No vuelvan a Corfú si sus pupilas no toleran las cosas que brillan demasiado, luminosas y alegres. No vuelvan a Corfú si son incapaces de soñar, de bromear con que uno sabe hablar griego añadiendo un -opolos o un -atides al final de cada palabra y de tomarse algo con despreocupación y liviandad. A Los Durrell hay que llegar con el profundo deseo de tener una villa allí, al pie de una colina y a orillas del Jónico, apuntalada por cipreses altos y esbeltos. A Corfú hemos de volver buscando el refugio donde comenzar una nueva vida, un lugar donde respirar, un puerto en la tempestad, una última escala. Piensen que no en vano esta isla fue la última de las calas que resguardaron de Ulises en su regreso a Ítaca. 

No vuelvan a Corfú, en definitiva, si necesitan demasiado para ser felices o si tienen poco sentido del humor, que es la peor de las pobrezas, pienso. Y, por supuesto, no vuelvan a Corfú sin antes haber pasado por ese Epigrama que Marcial dirige a su amigo y patrón Lucio Julio Marcial. Ese que dice:

Los placeres que pueden hacer la vida más feliz, 

mi muy entrañable Marcial, son los siguientes: 

patrimonio no ganado con sudor, sino heredado;

campos de cultivo agradecidos, hogar con fuego constante;

 pleitos nunca, toga rara vez, mente tranquila; 

fuerzas dignas de hombre libre, cuerpo saludable;

 inteligente sencillez, amigos iguales; 

banquetes frugales, mesa sin lujo;

 noche sin borracheras, pero libre de preocupaciones;

 no triste lecho y, sin embargo, casto; 

un sueño que acorte las tinieblas de la noche; 

lo que seas, querer serlo y no preferir nada más; 

no temer el día final ni tampoco desearlo.

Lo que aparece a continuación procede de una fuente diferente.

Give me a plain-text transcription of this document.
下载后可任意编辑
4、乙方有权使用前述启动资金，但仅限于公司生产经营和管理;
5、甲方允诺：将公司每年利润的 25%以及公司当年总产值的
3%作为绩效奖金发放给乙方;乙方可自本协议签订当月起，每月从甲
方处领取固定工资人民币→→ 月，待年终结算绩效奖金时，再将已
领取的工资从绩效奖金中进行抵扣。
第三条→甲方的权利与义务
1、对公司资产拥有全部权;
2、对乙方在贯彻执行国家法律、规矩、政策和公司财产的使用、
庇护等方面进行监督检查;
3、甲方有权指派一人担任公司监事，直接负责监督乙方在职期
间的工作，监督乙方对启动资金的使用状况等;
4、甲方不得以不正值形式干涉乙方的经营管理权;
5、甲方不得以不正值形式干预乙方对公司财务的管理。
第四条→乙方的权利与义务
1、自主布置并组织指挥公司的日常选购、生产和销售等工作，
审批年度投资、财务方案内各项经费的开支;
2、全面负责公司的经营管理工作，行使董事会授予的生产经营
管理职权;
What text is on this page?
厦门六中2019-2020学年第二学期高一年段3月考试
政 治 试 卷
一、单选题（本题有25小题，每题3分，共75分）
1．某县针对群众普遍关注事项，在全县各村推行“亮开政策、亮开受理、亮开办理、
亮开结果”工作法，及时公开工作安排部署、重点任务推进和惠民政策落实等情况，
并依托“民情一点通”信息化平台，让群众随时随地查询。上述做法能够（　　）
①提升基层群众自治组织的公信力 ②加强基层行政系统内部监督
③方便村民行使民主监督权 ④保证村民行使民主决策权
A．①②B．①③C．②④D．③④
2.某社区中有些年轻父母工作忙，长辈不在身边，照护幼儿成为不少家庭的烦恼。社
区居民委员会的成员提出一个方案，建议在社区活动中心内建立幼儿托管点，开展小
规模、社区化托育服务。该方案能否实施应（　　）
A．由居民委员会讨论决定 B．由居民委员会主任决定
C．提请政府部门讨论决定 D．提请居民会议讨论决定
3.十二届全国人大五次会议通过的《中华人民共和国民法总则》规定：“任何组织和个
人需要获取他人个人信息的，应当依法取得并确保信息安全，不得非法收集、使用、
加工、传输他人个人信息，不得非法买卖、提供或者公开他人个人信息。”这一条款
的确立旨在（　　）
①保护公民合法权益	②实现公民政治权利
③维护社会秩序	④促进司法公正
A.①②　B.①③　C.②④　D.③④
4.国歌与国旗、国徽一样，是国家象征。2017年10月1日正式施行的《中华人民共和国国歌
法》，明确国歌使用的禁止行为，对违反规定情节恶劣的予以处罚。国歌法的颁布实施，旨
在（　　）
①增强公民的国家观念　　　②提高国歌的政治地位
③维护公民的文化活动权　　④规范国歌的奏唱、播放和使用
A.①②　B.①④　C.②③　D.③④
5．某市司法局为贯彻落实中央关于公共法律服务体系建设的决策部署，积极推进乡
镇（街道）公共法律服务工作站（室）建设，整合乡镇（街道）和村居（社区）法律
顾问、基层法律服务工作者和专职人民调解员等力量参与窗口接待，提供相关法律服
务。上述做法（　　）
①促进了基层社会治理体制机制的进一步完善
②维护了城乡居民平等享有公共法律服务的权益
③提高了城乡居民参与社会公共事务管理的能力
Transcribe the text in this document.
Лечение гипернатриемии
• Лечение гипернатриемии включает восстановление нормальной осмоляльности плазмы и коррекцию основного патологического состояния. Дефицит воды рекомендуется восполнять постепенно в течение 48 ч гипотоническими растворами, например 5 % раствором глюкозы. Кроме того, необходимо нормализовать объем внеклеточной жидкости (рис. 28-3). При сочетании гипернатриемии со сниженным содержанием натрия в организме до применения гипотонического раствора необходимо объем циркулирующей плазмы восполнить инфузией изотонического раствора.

Y es que en mi querida Los Durrell parecen resonar los ecos de tan magníficos y claros versos. Por esa razón, y como devoto, me veo en la obligación de rogarles encarecidamente que, si no quieren buscar esa vida sencilla, esa sonrisa que queda al terminar y esas islas de felicidad que, de cuando en cuando, nos da el mundo, por favor, no vuelvan conmigo a Corfú. En cualquier otro caso, bienvenidos.